Let $$\mathrm{P}(-2,-1,1)$$ and $$\mathrm{Q}\left(\frac{56}{17}, \frac{43}{17}, \frac{111}{17}\right)$$ be the vertices of the rhombus PRQS. If the direction ratios of the diagonal RS are $$\alpha,-1, \beta$$, where both $$\alpha$$ and $$\beta$$ are integers of minimum absolute values, then $$\alpha^{2}+\beta^{2}$$ is equal to ____________.
Let $$f:[0,1] \rightarrow \mathbf{R}$$ be a twice differentiable function in $$(0,1)$$ such that $$f(0)=3$$ and $$f(1)=5$$. If the line $$y=2 x+3$$ intersects the graph of $$f$$ at only two distinct points in $$(0,1)$$, then the least number of points $$x \in(0,1)$$, at which $$f^{\prime \prime}(x)=0$$, is ____________.
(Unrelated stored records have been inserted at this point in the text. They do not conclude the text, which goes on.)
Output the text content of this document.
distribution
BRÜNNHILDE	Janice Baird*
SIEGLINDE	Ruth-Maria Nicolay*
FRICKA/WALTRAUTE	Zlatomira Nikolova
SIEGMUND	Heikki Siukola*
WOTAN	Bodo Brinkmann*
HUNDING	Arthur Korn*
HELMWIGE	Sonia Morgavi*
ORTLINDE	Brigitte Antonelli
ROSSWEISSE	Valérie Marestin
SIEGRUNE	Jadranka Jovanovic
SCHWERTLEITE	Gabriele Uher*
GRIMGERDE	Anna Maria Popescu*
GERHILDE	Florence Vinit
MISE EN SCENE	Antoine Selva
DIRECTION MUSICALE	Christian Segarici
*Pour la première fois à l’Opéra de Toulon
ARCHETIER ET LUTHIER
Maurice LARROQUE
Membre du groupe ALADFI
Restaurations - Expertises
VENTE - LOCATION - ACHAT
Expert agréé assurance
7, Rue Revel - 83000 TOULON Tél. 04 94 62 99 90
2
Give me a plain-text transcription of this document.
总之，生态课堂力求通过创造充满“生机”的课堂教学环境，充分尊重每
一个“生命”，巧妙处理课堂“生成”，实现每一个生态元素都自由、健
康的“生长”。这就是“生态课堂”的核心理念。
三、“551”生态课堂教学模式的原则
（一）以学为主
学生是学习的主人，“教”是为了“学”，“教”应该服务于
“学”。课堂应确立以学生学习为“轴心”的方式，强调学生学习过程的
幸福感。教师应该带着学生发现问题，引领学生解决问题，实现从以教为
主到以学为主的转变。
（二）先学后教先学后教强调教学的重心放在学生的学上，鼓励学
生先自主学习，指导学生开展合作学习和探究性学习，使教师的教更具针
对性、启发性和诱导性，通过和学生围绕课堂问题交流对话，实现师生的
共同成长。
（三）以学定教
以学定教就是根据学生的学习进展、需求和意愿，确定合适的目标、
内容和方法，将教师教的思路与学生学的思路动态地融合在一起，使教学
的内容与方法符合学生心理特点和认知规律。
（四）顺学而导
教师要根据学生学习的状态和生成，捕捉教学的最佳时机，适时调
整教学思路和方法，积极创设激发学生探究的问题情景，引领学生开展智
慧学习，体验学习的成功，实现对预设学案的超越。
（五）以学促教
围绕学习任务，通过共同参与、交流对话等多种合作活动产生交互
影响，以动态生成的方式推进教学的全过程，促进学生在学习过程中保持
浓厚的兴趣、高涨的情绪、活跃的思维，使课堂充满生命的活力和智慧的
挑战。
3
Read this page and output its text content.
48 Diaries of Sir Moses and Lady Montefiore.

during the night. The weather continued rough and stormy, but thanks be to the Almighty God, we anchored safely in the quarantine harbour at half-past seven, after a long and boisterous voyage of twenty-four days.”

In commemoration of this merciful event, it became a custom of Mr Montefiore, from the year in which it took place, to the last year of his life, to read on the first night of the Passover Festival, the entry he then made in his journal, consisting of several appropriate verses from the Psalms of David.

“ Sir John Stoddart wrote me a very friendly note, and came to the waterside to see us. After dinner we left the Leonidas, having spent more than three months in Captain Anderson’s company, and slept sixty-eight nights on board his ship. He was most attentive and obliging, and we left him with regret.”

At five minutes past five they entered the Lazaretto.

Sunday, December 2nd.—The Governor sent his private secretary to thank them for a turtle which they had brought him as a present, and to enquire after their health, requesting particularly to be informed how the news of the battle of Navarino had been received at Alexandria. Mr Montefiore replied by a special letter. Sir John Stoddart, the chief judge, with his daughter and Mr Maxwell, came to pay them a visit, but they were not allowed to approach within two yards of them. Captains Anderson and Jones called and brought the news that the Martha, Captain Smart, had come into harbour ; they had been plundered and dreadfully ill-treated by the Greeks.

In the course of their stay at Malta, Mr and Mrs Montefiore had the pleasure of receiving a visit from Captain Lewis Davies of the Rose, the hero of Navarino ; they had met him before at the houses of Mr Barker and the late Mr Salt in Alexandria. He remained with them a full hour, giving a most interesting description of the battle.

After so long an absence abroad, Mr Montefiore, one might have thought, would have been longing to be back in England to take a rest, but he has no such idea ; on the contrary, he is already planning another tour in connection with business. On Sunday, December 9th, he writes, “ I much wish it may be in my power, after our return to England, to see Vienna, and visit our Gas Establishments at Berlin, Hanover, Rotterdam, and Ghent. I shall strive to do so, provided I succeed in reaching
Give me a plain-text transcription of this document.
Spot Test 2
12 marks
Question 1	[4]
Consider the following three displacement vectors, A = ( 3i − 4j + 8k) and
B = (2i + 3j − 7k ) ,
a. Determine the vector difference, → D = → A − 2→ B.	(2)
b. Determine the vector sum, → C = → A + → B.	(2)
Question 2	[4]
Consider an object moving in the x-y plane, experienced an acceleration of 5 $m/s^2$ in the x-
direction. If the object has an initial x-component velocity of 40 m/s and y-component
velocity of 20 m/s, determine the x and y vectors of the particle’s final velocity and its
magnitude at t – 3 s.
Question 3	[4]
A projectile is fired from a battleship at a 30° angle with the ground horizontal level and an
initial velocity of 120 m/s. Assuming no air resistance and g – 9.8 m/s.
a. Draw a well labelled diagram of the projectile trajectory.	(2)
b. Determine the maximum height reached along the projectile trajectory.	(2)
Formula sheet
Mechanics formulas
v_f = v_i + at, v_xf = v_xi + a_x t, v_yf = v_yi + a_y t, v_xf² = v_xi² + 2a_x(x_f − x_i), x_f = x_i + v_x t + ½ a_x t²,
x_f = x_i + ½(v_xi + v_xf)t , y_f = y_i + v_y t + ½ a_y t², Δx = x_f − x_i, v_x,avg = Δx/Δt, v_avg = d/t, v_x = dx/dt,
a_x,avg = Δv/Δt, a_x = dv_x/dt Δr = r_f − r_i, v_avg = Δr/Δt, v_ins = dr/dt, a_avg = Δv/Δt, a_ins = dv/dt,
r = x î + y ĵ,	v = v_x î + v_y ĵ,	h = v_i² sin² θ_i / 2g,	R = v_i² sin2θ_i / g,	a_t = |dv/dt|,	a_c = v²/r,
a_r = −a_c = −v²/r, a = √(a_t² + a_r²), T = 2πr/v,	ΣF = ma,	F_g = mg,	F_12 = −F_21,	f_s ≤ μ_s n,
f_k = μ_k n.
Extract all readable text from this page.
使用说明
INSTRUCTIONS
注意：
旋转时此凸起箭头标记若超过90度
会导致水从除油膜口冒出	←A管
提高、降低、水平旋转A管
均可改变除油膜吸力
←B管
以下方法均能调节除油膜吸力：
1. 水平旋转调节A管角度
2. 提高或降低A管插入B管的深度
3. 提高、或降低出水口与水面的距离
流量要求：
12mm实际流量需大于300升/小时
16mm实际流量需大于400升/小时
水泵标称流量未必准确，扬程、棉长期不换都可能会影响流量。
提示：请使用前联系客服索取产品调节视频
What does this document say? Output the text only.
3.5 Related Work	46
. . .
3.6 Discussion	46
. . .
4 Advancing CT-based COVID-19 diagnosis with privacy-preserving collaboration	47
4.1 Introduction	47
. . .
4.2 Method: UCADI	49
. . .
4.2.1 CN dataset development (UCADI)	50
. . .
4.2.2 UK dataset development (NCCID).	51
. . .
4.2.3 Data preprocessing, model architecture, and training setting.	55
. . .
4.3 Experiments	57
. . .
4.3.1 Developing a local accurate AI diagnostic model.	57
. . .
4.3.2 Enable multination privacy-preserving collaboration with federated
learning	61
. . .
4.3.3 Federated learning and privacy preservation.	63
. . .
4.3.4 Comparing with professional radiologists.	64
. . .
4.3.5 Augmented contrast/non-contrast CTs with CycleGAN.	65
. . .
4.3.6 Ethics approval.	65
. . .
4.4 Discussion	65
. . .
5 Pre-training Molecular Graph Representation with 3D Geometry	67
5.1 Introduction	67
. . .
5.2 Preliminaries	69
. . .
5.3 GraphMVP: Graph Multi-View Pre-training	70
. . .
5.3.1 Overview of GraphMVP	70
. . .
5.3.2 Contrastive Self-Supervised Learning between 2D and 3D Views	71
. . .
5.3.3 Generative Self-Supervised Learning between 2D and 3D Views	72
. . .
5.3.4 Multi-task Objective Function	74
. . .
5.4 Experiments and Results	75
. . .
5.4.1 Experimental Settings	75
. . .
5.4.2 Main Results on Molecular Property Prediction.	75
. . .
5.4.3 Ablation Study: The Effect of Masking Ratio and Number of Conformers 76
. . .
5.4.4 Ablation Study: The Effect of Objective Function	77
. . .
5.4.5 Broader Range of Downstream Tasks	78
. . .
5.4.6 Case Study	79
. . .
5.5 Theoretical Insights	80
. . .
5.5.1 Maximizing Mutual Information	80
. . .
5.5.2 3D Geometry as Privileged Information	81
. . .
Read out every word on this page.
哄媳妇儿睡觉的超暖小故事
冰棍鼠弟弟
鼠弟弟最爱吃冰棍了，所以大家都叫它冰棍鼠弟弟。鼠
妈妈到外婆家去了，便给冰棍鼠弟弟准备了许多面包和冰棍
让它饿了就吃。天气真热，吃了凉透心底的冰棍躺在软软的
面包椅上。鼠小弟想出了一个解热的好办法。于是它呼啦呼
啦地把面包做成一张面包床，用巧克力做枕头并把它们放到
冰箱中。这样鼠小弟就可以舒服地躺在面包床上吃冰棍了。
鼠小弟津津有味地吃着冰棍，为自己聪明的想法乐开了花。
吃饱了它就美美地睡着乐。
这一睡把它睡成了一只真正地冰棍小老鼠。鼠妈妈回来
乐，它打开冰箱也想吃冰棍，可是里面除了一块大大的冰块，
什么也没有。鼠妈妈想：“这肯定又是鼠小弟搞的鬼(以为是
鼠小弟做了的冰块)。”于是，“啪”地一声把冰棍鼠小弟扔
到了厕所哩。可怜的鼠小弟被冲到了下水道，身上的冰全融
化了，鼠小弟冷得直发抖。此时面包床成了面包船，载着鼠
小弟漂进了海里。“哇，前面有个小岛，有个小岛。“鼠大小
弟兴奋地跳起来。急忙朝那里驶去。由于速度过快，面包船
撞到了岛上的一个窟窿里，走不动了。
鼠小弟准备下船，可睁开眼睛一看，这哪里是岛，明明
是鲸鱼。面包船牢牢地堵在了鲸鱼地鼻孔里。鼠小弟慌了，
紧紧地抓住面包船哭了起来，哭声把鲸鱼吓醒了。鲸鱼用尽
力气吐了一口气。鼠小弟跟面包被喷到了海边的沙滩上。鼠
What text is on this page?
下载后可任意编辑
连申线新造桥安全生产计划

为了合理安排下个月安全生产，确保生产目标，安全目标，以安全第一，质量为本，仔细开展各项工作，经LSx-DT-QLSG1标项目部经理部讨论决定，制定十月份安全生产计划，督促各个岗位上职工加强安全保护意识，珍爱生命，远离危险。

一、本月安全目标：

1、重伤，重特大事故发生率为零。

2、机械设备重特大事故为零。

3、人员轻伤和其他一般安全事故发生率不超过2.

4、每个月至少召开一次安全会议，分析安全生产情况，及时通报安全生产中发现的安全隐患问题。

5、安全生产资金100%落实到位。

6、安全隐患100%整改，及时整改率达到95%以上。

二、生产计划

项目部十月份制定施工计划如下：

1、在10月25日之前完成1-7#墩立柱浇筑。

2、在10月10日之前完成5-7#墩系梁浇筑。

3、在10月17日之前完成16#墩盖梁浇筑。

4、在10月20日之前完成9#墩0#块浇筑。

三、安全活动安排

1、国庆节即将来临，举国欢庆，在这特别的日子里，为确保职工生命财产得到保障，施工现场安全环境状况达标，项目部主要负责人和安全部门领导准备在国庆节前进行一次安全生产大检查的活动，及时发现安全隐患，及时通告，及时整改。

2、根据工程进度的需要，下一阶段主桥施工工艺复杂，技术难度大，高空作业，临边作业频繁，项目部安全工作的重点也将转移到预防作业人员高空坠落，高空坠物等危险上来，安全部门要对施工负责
If $$\int\limits_{0}^{\sqrt{3}} \frac{15 x^{3}}{\sqrt{1+x^{2}+\sqrt{\left(1+x^{2}\right)^{3}}}} \mathrm{~d} x=\alpha \sqrt{2}+\beta \sqrt{3}$$, where $$\alpha, \beta$$ are integers, then $$\alpha+\beta$$ is equal to __________.
Let $$A=\left[\begin{array}{cc}1 & -1 \\ 2 & \alpha\end{array}\right]$$ and $$B=\left[\begin{array}{cc}\beta & 1 \\ 1 & 0\end{array}\right], \alpha, \beta \in \mathbf{R}$$. Let $$\alpha_{1}$$ be the value of $$\alpha$$ which satisfies $$(\mathrm{A}+\mathrm{B})^{2}=\mathrm{A}^{2}+\left[\begin{array}{ll}2 & 2 \\ 2 & 2\end{array}\right]$$ and $$\alpha_{2}$$ be the value of $$\alpha$$ which satisfies $$(\mathrm{A}+\mathrm{B})^{2}=\mathrm{B}^{2}$$. Then $$\left|\alpha_{1}-\alpha_{2}\right|$$ is equal to ___________.